Dear Father:
You want to know who's Helen Heath and what's what about her. Well, sir, I can tell you right off the reel that she's the dearest girl on earth, and that she has promised to be my life antidote against the hog trade. She's the daughter of old General Heath, who hasn't a red cent to his name, and she hasn't a prospect in the world other than that of being your daughter-in-law, which is about as near to a settled fact as anything this side of heaven. That's who she is and that's what's what.
But what she is, I can't begin to tell you, and I don't believe you'd care to read it if I did. I find that a year and a half in Graham & Co. has sadly dulled my once radiant and classic vocabulary, and that the things I want to say about Helen keep getting tainted with the aroma of the trying-out vats and the smell of gloomy, gray sausages. It's no use, father, love and pork packing never did go together and never will. And you probably know without my telling you one article of food that will never appear on my Helen's table.
But of course you do not need any rhapsody from me, for you know Helen already, and you admit that she's a peach, which is a pretty extreme thing for a man of your strength of mind to do. You say she treated you like a father on the voyage home. She had her cue, and I'm glad to find that our little game worked. Of course I wrote to London, where she has been staying for a month or two, giving her a tip on the steamer you were to take. I knew that if I broached the subject of Helen to you in the regular, orthodox way, you would fly into a tantrum and swear that no son of yours should ever marry the daughter of a penniless old lush like the general, no matter how sweet and worthy she herself might be. So I told Helen to get next you in a casual way, sparing no sugar in the process. From what you say, I should think she had used molasses instead, and if a man could reasonably be jealous of his own father, you'd certainly be the Cassio of our little play.
Your observation that love in a flat with fifty a week isn't very bad, is interesting and no doubt true, but it's open to correction. Suppose we amend it by substituting the words "seventy-five" for "fifty," and then pass it without a dissenting vote. And the house gives notice that the governor need not object, because we shall certainly pass the bill over his head if he does.
Of course, as you say, a wife doubles a man's expenses, but she doesn't begin to increase them as a "best girl" does. I think that's why a good many men marry young, especially those with a provident streak in them. They want to get to saving money as soon as possible; flowers and candy and books and theatres and carriages and suppers are pretty apt to average more than rent, frugal board and modest clothes. Of course, my wife is going to look decent, but there are a few things around which I am going to draw a good strong line. I shall lay down the proposition that a woman's hat ought not to cost more than four times what I pay for mine, which lasts a good deal longer. However, I believe Helen has a knack toward millinery which it will be well to encourage. If you tell your wife she's artistic, she'll work her fingers off to prove it to you.
I have some very decided ideas on the conduct of the matrimonial partnership, and I propose to see that they are carried into effect. I do not mean to be a martinet, but I've kept my eyes open at home and abroad—especially at home—and I think I can say without egotism that I know a thing or two about married life. There is always an easy way for a man to be master in his own house. Although Dame Nature has not given me the same physical handicap as Homer Aristotle Eaton, the stockbroker, I fancy there is a good tip in his methods of home rule. Eaton, as you know, is a very little man, and, by one of the freaks of Cupid, he is married to a particularly fine specimen of the genus Amazon. Indeed, when they go out driving together, their outfit looks like one of those newspaper puzzle pictures: "find the missing man," you know.

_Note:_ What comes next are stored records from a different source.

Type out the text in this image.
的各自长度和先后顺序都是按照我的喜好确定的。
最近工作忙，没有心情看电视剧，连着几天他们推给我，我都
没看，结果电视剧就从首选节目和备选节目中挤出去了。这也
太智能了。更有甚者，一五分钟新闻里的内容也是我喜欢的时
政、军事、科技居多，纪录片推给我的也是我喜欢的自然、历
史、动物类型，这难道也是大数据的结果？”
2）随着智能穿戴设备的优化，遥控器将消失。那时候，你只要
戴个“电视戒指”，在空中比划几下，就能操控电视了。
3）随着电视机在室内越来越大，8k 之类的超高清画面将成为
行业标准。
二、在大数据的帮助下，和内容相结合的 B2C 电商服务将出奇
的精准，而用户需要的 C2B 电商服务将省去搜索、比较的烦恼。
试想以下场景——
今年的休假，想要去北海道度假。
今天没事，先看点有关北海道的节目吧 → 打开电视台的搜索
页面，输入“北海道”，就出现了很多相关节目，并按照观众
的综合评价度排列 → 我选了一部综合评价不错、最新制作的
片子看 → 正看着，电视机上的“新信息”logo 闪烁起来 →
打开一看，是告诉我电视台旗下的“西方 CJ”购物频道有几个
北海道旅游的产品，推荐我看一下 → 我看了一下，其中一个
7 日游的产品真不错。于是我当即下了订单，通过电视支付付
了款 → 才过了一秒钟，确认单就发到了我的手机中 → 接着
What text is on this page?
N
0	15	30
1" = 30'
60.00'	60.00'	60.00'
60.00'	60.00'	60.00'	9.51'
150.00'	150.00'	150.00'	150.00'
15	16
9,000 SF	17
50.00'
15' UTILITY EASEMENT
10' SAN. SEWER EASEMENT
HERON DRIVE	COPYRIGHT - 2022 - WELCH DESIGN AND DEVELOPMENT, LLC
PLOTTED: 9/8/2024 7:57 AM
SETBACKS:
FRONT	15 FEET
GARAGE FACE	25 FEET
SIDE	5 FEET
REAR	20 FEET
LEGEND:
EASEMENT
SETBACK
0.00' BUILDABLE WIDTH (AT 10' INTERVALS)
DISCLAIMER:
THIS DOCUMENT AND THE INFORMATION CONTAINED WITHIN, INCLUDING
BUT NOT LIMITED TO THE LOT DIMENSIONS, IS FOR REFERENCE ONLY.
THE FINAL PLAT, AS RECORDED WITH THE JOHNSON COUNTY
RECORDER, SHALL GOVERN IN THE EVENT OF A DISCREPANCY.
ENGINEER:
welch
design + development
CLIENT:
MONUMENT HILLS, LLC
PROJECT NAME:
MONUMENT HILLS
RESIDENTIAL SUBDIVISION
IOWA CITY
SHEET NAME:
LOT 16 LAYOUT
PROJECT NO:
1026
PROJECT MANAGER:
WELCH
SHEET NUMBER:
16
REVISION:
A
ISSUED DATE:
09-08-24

But although Mrs. E. is a masterful sort of woman, whose look would seem enough to annihilate the remaining sixteenth of their domestic unit, it is common knowledge that Homer Aristotle Eaton is the boss of his family ward. I used to think that this might be awe of the portentous name with which his parents cursed him, but his junior partner, Giles Corey, let the Angora out of the suit case the other night at a heart party—one of those affairs where hearts are the souvenirs and the play is to get as few of them as possible.
"Yes," said Giles, in a pause for refreshments, "Eaton's high card in his deck. He's pretty fussy and wants things his own way. And he's had them so for his eleven years of married life."
"With that queenly woman!" cried one of the party.